It is an oral multi-targeted tyrosine kinase enzymes inhibitor, authorized in Italy as second-line treatment for gastrointestinal Stromal Tumor (GIST) and as first and second line for advanced renal cell carcinoma and / or metastatic (MRCC). Sunitinib is a drug with low molecular weight (small) able to selectively inhibit certain proteins essential in growth cells trasphormed phenotype. These molecular motors are known as Tyrosine kinases (TK), or enzymes that send signals of growth and division to cell.

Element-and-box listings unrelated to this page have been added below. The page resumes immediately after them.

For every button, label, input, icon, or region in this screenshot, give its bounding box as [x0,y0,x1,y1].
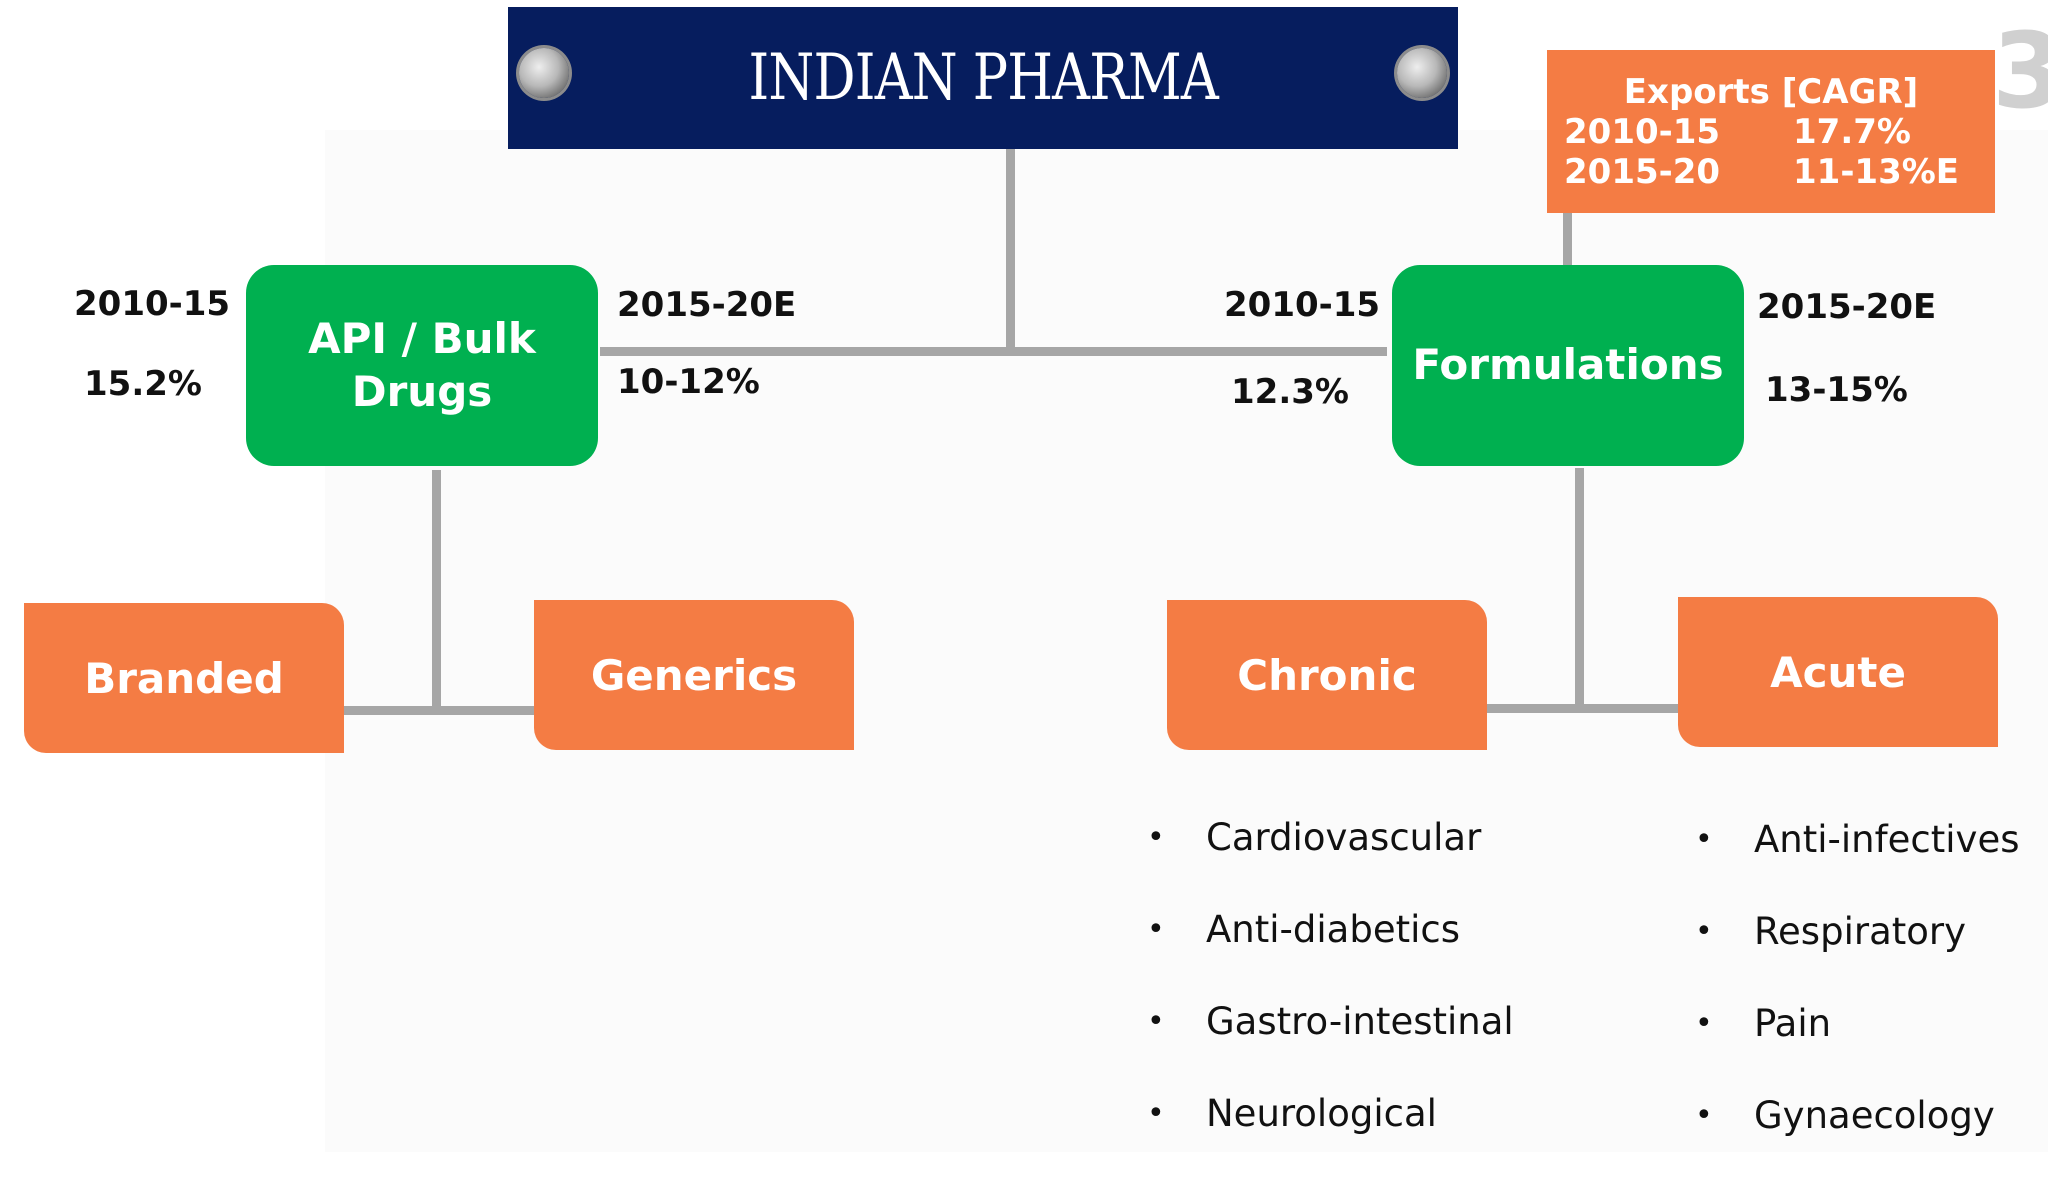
connector-exports-vertical [1563,213,1572,266]
rivet-left-icon [519,48,569,98]
exports-row-2-period: 2015-20 [1564,152,1721,192]
chronic-box: Chronic [1167,600,1487,750]
api-right-growth: 10-12% [617,362,760,402]
exports-row-1-period: 2010-15 [1564,112,1721,152]
bullet-icon: • [1695,822,1713,857]
branded-box: Branded [24,603,344,753]
formulations-right-growth: 13-15% [1765,370,1908,410]
bullet-icon: • [1147,1004,1165,1039]
bullet-icon: • [1147,820,1165,855]
formulations-right-period: 2015-20E [1757,287,1937,327]
page-title: INDIAN PHARMA [748,41,1218,115]
acute-label: Acute [1770,647,1906,697]
exports-cagr-box: Exports [CAGR] 2010-15 17.7% 2015-20 11-… [1547,50,1995,213]
acute-box: Acute [1678,597,1998,747]
rivet-right-icon [1397,48,1447,98]
formulations-left-period: 2010-15 [1224,285,1381,325]
exports-row-2-value: 11-13%E [1793,152,1960,192]
api-left-period: 2010-15 [74,284,231,324]
connector-formulations-vertical [1575,468,1584,708]
formulations-left-growth: 12.3% [1231,372,1349,412]
exports-header: Exports [CAGR] [1623,72,1919,112]
connector-formulations-horizontal [1485,704,1680,713]
generics-box: Generics [534,600,854,750]
chronic-label: Chronic [1237,650,1417,700]
generics-label: Generics [590,650,798,700]
formulations-box: Formulations [1392,265,1744,466]
exports-row-1-value: 17.7% [1793,112,1911,152]
bullet-icon: • [1147,912,1165,947]
api-left-growth: 15.2% [84,364,202,404]
title-banner: INDIAN PHARMA [508,7,1458,149]
slide: INDIAN PHARMA 3 Exports [CAGR] 2010-15 1… [24,7,2048,1137]
api-right-period: 2015-20E [617,285,797,325]
page-number: 3 [1992,10,2048,132]
formulations-label: Formulations [1412,340,1724,390]
connector-api-vertical [432,470,441,710]
connector-main-horizontal [600,347,1387,356]
connector-title-vertical [1006,149,1015,347]
branded-label: Branded [84,653,284,703]
bullet-icon: • [1695,1098,1713,1133]
bullet-icon: • [1695,1006,1713,1041]
api-label-line1: API / Bulk [308,314,536,363]
bullet-icon: • [1695,914,1713,949]
api-bulk-drugs-box: API / Bulk Drugs [246,265,598,466]
bullet-icon: • [1147,1096,1165,1131]
connector-api-horizontal [343,706,535,715]
api-label-line2: Drugs [351,366,493,416]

As part of the genetic study of the causes of malignant hyperproliferation, biologists have discovered a gene mutation that leads to the expression of the Tyrosine kinase that involces the synthesis by the cell of enzymes that have an activity higher than normal, hence the formation of malignant masses.
Moreover these changed entities hamper the activation of the defense mechanism of programmed cell death. The molecule presented below, is a competitive inhibitor for TK, or by interacting with them it prevents the body sends chemical signals that are translated into a proliferative response, preventing tumor growth (by inhibiting the action of FLT3 proliferative factor) and starving the masses going to block neoangiogenesis (VEGF inhibition factor pro neo vascularizing ) by preventing cancer cells are supplied with nutrients.
In a time where are all the rage gene therapy with viral vectors or monoclonal antibodies or other very interesting biotechnological strategies , the dear old molecoline totally chemical synthesis will never disappoint, even if their effectiveness is short-lived.